Among the displaced Indian tribes the Pawnees suffered the most. As farms encroached on their lands, game became scarce and they finally gave up the struggle, surrendering almost all of their reservation and all their hunting grounds. The Indian Bureau moved them south into Indian Territory, displacing other tribes there to make way for the newcomers, who had to accept a much smaller reservation with poorer land than their former holdings, and had disgruntled neighbors besides.

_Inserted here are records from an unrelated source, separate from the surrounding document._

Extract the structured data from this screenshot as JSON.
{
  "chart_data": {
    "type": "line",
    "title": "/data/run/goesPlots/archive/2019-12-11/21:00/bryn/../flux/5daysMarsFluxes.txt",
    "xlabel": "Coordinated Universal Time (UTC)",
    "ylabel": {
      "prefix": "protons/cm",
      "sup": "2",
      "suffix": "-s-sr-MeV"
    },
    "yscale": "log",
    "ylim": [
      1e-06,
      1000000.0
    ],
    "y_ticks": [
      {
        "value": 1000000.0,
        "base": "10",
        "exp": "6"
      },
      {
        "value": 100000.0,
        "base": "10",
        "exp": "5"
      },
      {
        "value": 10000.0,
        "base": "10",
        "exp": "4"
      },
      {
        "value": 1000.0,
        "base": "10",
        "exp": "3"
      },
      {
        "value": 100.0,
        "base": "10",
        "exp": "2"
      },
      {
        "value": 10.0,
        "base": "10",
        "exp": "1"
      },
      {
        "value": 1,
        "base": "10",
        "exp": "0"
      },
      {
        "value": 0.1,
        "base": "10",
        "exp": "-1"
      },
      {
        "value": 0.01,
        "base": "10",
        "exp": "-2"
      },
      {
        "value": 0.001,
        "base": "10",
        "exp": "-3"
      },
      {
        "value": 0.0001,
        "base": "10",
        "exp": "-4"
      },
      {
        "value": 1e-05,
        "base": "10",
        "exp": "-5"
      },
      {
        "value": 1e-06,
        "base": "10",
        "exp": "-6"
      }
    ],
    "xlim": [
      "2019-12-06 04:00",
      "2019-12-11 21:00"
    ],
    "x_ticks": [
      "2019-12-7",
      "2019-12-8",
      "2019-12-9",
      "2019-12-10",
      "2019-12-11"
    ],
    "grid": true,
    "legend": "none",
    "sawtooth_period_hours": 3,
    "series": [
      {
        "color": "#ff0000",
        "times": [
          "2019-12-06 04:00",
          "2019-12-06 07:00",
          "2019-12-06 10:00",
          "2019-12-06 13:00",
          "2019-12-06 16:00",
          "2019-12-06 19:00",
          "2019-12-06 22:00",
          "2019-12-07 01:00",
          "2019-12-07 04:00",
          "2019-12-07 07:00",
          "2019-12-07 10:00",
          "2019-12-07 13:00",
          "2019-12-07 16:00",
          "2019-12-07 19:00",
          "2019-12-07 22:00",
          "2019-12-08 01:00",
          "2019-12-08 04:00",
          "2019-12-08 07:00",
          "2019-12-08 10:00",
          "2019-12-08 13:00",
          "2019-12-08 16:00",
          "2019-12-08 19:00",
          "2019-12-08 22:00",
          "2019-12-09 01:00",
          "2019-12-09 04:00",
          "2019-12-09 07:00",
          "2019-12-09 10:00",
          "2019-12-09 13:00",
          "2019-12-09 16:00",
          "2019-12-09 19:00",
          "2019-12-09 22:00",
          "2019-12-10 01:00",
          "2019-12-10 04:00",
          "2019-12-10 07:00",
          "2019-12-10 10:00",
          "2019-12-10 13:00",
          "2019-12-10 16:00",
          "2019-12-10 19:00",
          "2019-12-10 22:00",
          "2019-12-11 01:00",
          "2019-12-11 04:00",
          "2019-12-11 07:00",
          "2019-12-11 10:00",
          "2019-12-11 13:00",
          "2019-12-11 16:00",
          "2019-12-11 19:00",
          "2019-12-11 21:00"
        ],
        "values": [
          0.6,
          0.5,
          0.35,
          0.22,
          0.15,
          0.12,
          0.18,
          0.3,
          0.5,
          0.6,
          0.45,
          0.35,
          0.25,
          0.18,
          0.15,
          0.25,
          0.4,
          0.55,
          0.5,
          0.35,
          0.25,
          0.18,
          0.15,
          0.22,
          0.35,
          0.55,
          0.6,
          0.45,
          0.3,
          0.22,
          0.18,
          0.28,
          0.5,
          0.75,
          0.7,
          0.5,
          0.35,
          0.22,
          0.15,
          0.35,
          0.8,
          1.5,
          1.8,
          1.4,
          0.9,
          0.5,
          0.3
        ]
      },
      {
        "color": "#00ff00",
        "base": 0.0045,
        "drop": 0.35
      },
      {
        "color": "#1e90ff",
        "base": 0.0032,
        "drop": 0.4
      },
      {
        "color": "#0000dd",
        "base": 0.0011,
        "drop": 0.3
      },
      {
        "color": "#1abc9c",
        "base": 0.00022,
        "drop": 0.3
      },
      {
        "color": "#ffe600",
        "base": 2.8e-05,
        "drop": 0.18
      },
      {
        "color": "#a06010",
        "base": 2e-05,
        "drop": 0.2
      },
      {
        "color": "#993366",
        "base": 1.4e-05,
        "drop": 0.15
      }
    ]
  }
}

As the conflict between pro- and anti-slavery forces died down in Kansas, the new settlers moved on up the valley of the Kansas River as far as Smoky Hill Fork, with a few scattered land claims farther west for about fifty miles. The frontier appeared to settle down for a time, but in 1858 it was stirred up again by reports of an important gold strike on Cherry Creek north of Pike's Peak. Small amounts of gold dust soon reached Kansas City, and the news received banner headlines in the papers. Excited people, hoping for another treasure spot like California, came rushing into towns all along the Missouri from Kansas City to Omaha to outfit for the 600-mile journey across the plains to the new mines. Each little village put forth its advantages as the jumping-off place. A letter to an Omaha paper commented:
It is interesting to look over the papers published at different towns on the Missouri, below Omaha. Every town that can boast three houses, a well and a smoke house, are showing up their advantages as a place for outfitting; most of them have a military road leading to the mines, each one shorter than its neighborsome of them save about one-half the distance. Well, now, that may be well enough, if they can make it.